Un elemento profondamente inquietante, e spesso trascurato, riguarda le testimonianze dei sopravvissuti. Nelle interviste rilasciate subito dopo la strage, alcuni di loro riferirono chiaramente di aver visto più persone sparare sull'isola, descrivendo persino un secondo uomo: "un uomo dai capelli neri di 1,80 m".

Eppure, la versione ufficiale ha liquidato queste testimonianze come il prodotto di "allucinazioni di massa". Allucinazioni di massa? Davvero questa è la spiegazione più logica, o semplicemente la più comoda?

Un Bersaglio Strategico, Non una Nazione a Caso

E, ovviamente, è solo un'altra coincidenza che la nazione colpita fosse proprio la Norvegia. Secondo alcune letture, l'attacco non fu un gesto isolato, ma un atto deliberato per indebolire una nazione forte e "scomoda", nell'ambito di una strategia mirata a imporre un "governo sovranazionale". In quel periodo, la Norvegia era un ostacolo per diversi motivi:

  • Ricca di gas e petrolio, con appalti ventennali in Iraq, poteva permettersi il lusso di rifiutare l'adesione a una "claudicante Unione Europea".
  • Si era espressa a favore dell'indipendenza della Palestina.
  • Stava creando problemi alla NATO, stringendo accordi commerciali con la Russia.

In quest'ottica, la strage assume i contorni di un avvertimento violento, un'operazione mirata a destabilizzare un Paese che osava percorrere una strada autonoma.

La Catena di "Negligenze" che Costò Decine di Vite

Naturalmente, ci viene detto di credere che la catena di eventi che ha permesso a Breivik di continuare a uccidere per oltre un'ora sia stata solo una serie di sfortunate negligenze.
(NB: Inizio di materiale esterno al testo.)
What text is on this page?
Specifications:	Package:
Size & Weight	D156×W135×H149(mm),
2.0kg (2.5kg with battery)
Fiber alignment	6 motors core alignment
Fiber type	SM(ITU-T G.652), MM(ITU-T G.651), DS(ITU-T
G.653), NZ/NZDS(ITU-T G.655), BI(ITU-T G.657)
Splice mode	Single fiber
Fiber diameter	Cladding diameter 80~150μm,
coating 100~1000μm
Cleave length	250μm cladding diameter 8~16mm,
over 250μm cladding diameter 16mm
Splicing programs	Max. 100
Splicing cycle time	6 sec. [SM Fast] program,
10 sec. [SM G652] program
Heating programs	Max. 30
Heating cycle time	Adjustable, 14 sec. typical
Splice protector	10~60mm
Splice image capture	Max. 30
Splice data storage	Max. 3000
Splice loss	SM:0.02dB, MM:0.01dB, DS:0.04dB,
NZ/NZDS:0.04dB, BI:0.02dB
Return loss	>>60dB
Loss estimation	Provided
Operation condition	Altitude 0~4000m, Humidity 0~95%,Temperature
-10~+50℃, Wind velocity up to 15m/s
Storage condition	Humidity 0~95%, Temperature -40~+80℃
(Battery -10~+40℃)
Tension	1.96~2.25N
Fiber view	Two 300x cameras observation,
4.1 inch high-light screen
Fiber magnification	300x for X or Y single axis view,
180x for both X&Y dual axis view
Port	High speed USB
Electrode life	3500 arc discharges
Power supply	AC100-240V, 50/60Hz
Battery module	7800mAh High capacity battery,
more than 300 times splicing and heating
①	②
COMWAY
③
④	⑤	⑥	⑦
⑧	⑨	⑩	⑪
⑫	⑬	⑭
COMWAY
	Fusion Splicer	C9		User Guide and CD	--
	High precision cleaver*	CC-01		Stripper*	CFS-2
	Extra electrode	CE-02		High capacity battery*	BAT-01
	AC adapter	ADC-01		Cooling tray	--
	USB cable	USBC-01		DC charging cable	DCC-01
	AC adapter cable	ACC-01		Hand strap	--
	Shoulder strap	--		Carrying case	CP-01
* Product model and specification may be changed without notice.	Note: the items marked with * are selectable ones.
Analizziamo questa catena di "coincidenze":

  • Le decine di telefonate con cui Breivik stesso comunicava alla polizia di volersi arrendere rimasero senza risposta, inducendolo a proseguire nella sua furia omicida.
  • Alle forze speciali fu ordinato di raggiungere l'isola partendo dal molo più lontano (quasi 4 km) anziché da quello più vicino (appena 670 m), perdendo tempo prezioso.
  • Nessuno ordinò l'invio di un elicottero con tiratori scelti, che avrebbero potuto neutralizzare l'attentatore in modo molto più rapido.
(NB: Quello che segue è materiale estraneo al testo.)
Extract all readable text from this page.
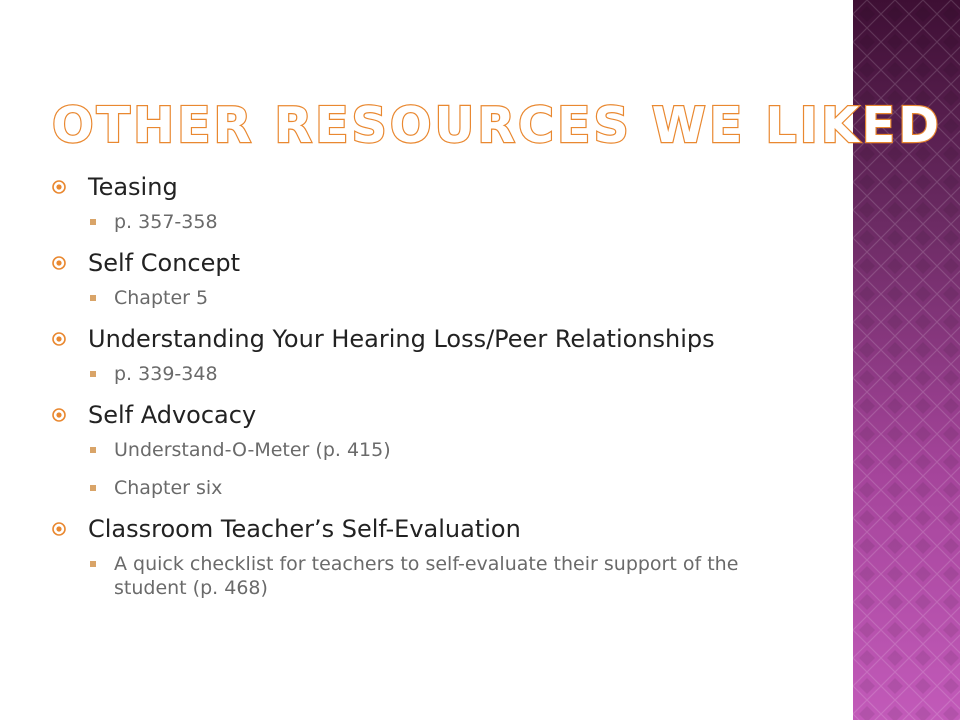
OTHER RESOURCES WE LIKED
Teasing
p. 357-358
Self Concept
Chapter 5
Understanding Your Hearing Loss/Peer Relationships
p. 339-348
Self Advocacy
Understand-O-Meter (p. 415)
Chapter six
Classroom Teacher’s Self-Evaluation
A quick checklist for teachers to self-evaluate their support of the student (p. 468)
Questa sequenza di errori ricorda sinistramente quanto accaduto l'11 settembre 2001, quando il NORAD fece decollare i caccia dalle basi più lontane, impedendo di fatto l'intercettazione degli aerei dirottati.

Coincidenze Casuali o un Disegno Preciso?

Un'impresa logisticamente impossibile. Testimoni oculari ignorati. Un bersaglio geopolitico tutt'altro che casuale. Una serie inspiegabile di negligenze operative. Coincidenze, negligenze, allucinazioni. Forse. Ma quando le coincidenze si accumulano, iniziano a somigliare a un piano.

Messe insieme, queste anomalie compongono un quadro preoccupante che mette in discussione la confortante verità del "lupo solitario", sollevando domande legittime che meritano una riflessione.

Ma se esistesse davvero un potere che desidera imporre un governo mondiale agirebbe esattamente in questo modo.